衝突の映像にあるような、暴力を手段とするデモ参加者もいると思います。ですが、これはごく一部だと思います。当然のことですが、デモ参加者全員が完全に一致した意図で参加しているわけではありません。タックシン元首相の復権を願う人もいれば、クーデターに反対し、真の民主主義を求めている人もいれば、噂されているように、1日2000バーツ(日本円で6000円弱ですが、現地の物価で考えると2万円程の価値があります。)とも言われる日当目当てに参加しているだけの人もいるのです。参加者の数も、日によって、数千人から数万人と流動的です。



さらに、このデモに参加している人というのは、タイ全国からみると、ほんの一部の人たちの行動にすぎません。そして、今回のこの赤シャツグループの一連の活動が、バンコクの多くの一般の人たちに迷惑をかけ、損害を与えているのも確かです。ラーチャプラソン交差点を占拠していることにより、多くの百貨店は臨時休業しています。これだけで、億単位の損害を与えています。従業員の中には、他の支店に急遽出勤したりしています。近隣の高級ホテルも予約の受付を中止しています。そのホテルで働いている人にとっては、死活問題です。交差点の一角には、警察病院があります。子供が急に体調を崩し、急いで車で病院に行こうとした母親は、迂回して病院に行かなければならなくなり、憤りを感じていたそうです。路線バスは運休している路線もありますし、迂回ルートで運行している路線あります。このような、大多数の人々への不利益を考え、これまで赤シャツグループの人命と、集会の自由と、言論の自由を認めてきた政府も、非常事態宣言を出さざるを得なくなったといわれています。

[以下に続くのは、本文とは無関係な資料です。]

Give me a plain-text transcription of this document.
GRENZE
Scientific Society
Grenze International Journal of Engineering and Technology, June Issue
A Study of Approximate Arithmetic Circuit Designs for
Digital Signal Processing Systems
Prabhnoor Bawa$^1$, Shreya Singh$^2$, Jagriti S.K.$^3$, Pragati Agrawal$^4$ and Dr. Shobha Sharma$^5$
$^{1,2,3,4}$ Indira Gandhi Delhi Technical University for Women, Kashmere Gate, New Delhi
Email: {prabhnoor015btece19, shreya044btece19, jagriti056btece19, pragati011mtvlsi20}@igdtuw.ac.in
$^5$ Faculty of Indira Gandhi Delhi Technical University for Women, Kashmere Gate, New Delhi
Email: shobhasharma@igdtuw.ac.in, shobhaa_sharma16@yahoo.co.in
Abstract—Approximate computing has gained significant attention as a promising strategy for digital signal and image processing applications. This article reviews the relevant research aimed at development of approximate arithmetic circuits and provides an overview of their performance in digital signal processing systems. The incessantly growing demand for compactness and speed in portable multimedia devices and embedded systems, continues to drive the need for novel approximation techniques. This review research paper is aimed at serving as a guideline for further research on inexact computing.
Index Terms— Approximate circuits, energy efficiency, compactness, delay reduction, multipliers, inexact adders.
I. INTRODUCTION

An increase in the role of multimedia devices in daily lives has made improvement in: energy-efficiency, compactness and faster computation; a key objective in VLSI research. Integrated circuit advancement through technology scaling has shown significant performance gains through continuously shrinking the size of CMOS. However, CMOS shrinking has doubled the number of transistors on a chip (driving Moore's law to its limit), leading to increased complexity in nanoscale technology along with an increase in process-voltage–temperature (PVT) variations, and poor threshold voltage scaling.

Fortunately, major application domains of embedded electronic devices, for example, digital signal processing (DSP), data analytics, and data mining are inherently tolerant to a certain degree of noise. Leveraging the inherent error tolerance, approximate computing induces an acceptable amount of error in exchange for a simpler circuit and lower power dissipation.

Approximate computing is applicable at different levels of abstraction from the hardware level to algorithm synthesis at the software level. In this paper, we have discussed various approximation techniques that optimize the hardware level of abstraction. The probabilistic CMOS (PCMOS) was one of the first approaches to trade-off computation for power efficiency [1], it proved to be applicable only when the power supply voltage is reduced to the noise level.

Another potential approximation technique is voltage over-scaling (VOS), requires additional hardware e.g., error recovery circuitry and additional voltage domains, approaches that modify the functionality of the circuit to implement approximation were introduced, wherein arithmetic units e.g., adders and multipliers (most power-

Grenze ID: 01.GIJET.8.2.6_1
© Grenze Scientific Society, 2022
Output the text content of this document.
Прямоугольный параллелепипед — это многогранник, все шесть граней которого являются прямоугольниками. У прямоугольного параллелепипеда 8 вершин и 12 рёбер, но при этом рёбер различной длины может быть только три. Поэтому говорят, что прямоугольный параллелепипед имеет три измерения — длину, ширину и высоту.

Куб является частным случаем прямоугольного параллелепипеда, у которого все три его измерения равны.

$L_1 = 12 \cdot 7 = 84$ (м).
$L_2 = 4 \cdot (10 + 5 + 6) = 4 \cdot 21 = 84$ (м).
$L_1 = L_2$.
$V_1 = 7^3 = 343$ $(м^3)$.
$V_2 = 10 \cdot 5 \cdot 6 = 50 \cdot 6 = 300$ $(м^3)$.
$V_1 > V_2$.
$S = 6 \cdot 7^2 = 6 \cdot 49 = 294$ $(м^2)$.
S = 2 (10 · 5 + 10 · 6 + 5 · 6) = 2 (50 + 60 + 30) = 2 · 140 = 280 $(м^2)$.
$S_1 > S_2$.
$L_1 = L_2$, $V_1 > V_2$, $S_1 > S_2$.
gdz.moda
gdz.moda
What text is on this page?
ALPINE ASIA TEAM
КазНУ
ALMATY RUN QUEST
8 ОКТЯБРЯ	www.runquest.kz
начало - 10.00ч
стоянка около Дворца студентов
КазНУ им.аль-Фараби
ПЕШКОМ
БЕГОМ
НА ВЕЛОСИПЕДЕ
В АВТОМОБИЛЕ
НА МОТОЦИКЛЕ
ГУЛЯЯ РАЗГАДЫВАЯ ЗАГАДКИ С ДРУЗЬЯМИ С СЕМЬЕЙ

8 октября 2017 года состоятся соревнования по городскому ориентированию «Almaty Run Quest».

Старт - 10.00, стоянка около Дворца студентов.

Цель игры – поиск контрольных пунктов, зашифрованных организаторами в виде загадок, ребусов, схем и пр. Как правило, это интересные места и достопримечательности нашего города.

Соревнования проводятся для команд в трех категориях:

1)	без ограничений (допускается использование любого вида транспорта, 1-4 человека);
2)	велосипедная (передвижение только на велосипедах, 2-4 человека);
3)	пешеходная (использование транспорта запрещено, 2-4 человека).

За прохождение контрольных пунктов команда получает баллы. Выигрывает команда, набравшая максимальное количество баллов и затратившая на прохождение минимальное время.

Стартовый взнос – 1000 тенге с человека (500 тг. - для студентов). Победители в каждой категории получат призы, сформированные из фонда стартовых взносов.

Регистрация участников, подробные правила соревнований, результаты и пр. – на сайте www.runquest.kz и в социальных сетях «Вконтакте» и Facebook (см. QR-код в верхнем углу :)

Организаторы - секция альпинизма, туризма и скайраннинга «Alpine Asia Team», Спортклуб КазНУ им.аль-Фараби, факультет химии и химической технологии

 タイの世論調査を見ると、赤シャツグループの主張どおりの、即時議会解散は、少数意見です。そして、多くのタイの人たちは、今回の問題を、話し合いにより、平和的に解決して欲しいと望んでいます。タイの人たちが口にしていることは、「私たちは、同じタイ人、同じタイ語を話すのだから、話し合いで解決できる。」ということです。